Head of the Presidential Secretariat Dr Roger Luncheon had also assured that before making the decision to terminate Surendra’s contract for the US$18M project, an extensive investigation was done and that the Trinidad and Tobago Central Bank was consulted and had put in writing its findings. “What they basically said was, ‘Well this letterhead is we own but all these other things we aint know nothing about that,’” Luncheon said.
However yesterday APNU executive Joseph Harmon said SECL, from the initial tender for the contract, never submitted a performance bond, only a guarantee letter and he challenged Nandlall to make public the alleged fraudulent bond.
“There was never any bond. So all the spending that was taking place, there was no security for it. Up to now, there is none. So when the AG talks about a performance bond that was a fraudulent let him show you the bond that is fraudulent. There is none,” Harmon said.
“Never was! There was a payment to Caricom insurance for the first year and then they moved from Caricom insurance because they raised the rates…so they started shopping around to other entities and they ended up in Trinidad but there was never a performance bond executed all that was going on was preliminary stuff,” he further explained.
Asked to respond, the Attorney General rubbished Harmon’s claims and accused him of being irresponsible for going public without evidence to substantiate his claims. “It was draft performance bond and a draft advance payment guarantee that was submitted to the Ministry of Health, which was then transmitted to the AG Chambers for our legal review. It was during that review process that we sought to authenticate the company who issued these documents, and that is how the inquiry began,” he stressed.
“It is quite irresponsible for Joe Harmon to speak about documents when I have I never shared those with Joe Harmon. He has never seen the documents I have in my possession, so apparently Mr. Harmon is now competing with Mr. Ramjattan to make bizarre public statements,” he added.
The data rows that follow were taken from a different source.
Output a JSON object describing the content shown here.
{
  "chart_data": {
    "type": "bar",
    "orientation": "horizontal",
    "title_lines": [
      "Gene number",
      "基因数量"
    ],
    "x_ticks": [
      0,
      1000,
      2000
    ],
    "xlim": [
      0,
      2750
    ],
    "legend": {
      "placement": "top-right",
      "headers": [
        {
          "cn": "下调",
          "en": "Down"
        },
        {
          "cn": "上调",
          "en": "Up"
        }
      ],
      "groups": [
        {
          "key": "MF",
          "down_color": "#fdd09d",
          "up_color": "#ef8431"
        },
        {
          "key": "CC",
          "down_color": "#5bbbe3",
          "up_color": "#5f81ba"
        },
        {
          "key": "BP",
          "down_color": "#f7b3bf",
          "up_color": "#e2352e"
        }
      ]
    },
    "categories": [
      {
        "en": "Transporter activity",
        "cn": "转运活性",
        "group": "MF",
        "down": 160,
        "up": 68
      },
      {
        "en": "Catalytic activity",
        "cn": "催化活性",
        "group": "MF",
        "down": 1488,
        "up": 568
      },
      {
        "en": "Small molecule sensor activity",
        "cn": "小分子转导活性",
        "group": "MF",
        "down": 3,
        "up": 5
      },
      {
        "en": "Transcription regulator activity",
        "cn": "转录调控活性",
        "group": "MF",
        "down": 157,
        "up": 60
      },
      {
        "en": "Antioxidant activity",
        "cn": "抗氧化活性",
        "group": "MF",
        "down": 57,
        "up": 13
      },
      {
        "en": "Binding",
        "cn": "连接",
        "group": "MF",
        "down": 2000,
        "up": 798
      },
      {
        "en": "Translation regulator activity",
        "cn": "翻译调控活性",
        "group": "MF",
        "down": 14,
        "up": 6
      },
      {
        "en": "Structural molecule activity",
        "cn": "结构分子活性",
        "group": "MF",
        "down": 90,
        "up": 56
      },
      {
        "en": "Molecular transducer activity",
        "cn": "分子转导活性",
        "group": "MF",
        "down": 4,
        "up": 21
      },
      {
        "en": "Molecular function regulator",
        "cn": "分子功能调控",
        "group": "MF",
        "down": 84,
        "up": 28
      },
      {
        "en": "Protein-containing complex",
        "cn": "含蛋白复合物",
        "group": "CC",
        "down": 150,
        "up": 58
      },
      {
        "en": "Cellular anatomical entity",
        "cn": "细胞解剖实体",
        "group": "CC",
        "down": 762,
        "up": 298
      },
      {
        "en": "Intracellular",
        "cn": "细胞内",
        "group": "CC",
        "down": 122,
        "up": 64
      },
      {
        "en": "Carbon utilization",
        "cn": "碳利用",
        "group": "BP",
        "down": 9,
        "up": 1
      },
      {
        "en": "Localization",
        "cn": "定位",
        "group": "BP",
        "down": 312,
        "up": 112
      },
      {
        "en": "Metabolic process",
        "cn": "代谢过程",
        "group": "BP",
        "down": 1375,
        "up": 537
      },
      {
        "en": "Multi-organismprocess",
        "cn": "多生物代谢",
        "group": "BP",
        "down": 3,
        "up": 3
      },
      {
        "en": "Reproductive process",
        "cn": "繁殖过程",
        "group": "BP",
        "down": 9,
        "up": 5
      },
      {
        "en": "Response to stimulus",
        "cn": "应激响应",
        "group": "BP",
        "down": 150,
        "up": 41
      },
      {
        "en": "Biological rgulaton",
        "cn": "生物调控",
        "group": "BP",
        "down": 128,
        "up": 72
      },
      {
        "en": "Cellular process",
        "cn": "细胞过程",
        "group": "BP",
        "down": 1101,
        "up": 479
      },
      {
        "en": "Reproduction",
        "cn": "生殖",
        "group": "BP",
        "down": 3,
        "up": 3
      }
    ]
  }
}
The Attorney General has said that in addition to asking for an investigations of the alleged fraud, the government would also now seek to ascertain how much money, if any, it lost as a lot of work was done at the site.
He said that on the way forward, government would engage the two other “main players”—India’s Exim Bank, which had extended the credit, and the Government of India, which had crafted the project with Guyana—to work out what would be the next step.
Nonetheless, the Attorney General pointed out that his government remains committed to bringing closure to this embarrassment.